Muallim Naci’nin çocukluk anılarını anlattığı “Ömer’in Çocukluğu” kitabında, küçük yaşta babasını kaybeden Ömer’in ağzından, “hazin ağlayışlar”dan sonra gelen lütuflar için “ölüm ve hayat yaratıcısı”na hitaben “Sana bağlanmanın en büyük vasıtası, yine senin yüce kudretine karşı gösterilen büyük acizlikmiş!” der. “Bir damla gözyaşı, ebedi saadetin vesilesi olabilir.”

 

Derecesini ve bakış açısını değiştirse bile, inançlı olup olmamamız, bu konuyu en azından algılamamız açısından, bizi ayrıştırmaz.
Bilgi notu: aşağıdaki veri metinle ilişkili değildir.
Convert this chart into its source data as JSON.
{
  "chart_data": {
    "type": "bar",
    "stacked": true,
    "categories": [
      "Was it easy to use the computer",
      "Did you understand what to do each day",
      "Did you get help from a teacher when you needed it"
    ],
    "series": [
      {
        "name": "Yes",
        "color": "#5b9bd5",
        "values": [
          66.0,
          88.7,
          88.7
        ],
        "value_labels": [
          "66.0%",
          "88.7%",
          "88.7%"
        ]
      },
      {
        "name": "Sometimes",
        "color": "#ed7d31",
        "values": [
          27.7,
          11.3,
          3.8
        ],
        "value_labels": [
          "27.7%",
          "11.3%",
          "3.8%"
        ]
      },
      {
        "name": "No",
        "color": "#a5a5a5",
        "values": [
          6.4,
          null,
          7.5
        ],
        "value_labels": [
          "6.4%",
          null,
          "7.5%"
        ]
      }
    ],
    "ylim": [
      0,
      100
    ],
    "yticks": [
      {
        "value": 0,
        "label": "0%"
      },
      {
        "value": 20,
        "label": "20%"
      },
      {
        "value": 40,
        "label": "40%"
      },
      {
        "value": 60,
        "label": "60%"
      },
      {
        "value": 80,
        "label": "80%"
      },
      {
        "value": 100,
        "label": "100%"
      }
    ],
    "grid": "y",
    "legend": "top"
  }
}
Ölüm dahil, unutmak istediğiniz ama orada sapasağlam duran her hakikati unutarak, doğru olduğuna kendimizi inandırdığımız yalanlarla yaşamaya çalışmak ve bunu “mutluluk” saymak, bence, çok ciddi bir hastalıktır ve bedeli ağırdır: Ölümden önce de yaşamamak, hayatın hakkını verememek, yalanlar zincirini hayat sanmak, yani hakiki olmamak!

 

Namık Kemal’in “İntibah” romanında 21 yaşındaki iş güç sahibi Ali Bey annesine “söylerken sanki dudağını yakan” ilk yalanda, babasının ölmeden önce söylediklerini hatırlayıp pişman oluyor: “Sevdiğini üzmek istemiyorsan sakın doğruyu söylemekten çekinme. Gerçeği gizleme! Çünkü gizlediğin gerçeği sevdiğin kişi ileride öğrenirse, senin korktuğundan daha fazla üzülür.”

 

Bu yazıda ve bir önceki yazıda (ve hatta tüm yazılarımda) çevresinde dolaşıp durduğum fikirleri ve hisleri anlayabilmek için bu kitapları ya da başka kitapları okuyup bitirmek gerekmiyor tabii. Aslında, insanın niyetine göre çevreden gelen her uyarıcı bir anlama vesilesine dönüşebilir. Bazı popüler şarkıların kırık dökük sözleri bile bize aradıklarımıza ulaşmak için küçük adımlar attırabilir. O meşhur, “aramak/bulmak” ikilemini hatırlamak yeter: Aramayı sevenler, aramaya devam ederler, bulmayı sevenler aramalarını bulmakla sonuçlandırma cesaretine sahiptirler. Ben, bu sefer, kullandıkları lisan itibarıyla naif ve samimi, türlerinin öncüleri olmaları nedeniyle içinde kıpır kıpır bir heyecan barındıran bu kitapları okudukça, bana uygun kısımlarını çektim çıkardım.

 

Muallim Naci, daha önce bahsettiğim anı kitabını bitirirken, “Bu hatıraları niçin yazdığımı sorsalar belki de hiçbir cevap vermeye lüzum görmem. Arzu ettim, yazdım. Diyelim ki bu da bir nevi çocukluktur.” diyor.

 

Bu iki yazıda bahsettiğim bir buçuk asırlık kitaplarda, böyle büyük büyük konuları, böyle naif ve içten anlatmak, elbette ki bir nevi çocukluktur. Sezen Aksu’nun her derde deva şarkılarından birinde, “Öteki olabilmeyi, yerine koyabilmeyi, geride durabilmeyi” öğrenmek için büyümekten bahsediyordu. Evet, bunları başarmak için büyümenin gerekliliği aşikâr. Ama hayata/ölüme dair çocuk gibi samimi sorular sormadan ve içtenlikle cevapları arayıp bulmadan, yani bu “çocuklukları” yapmadan büyümek de pek mümkün görünmüyor.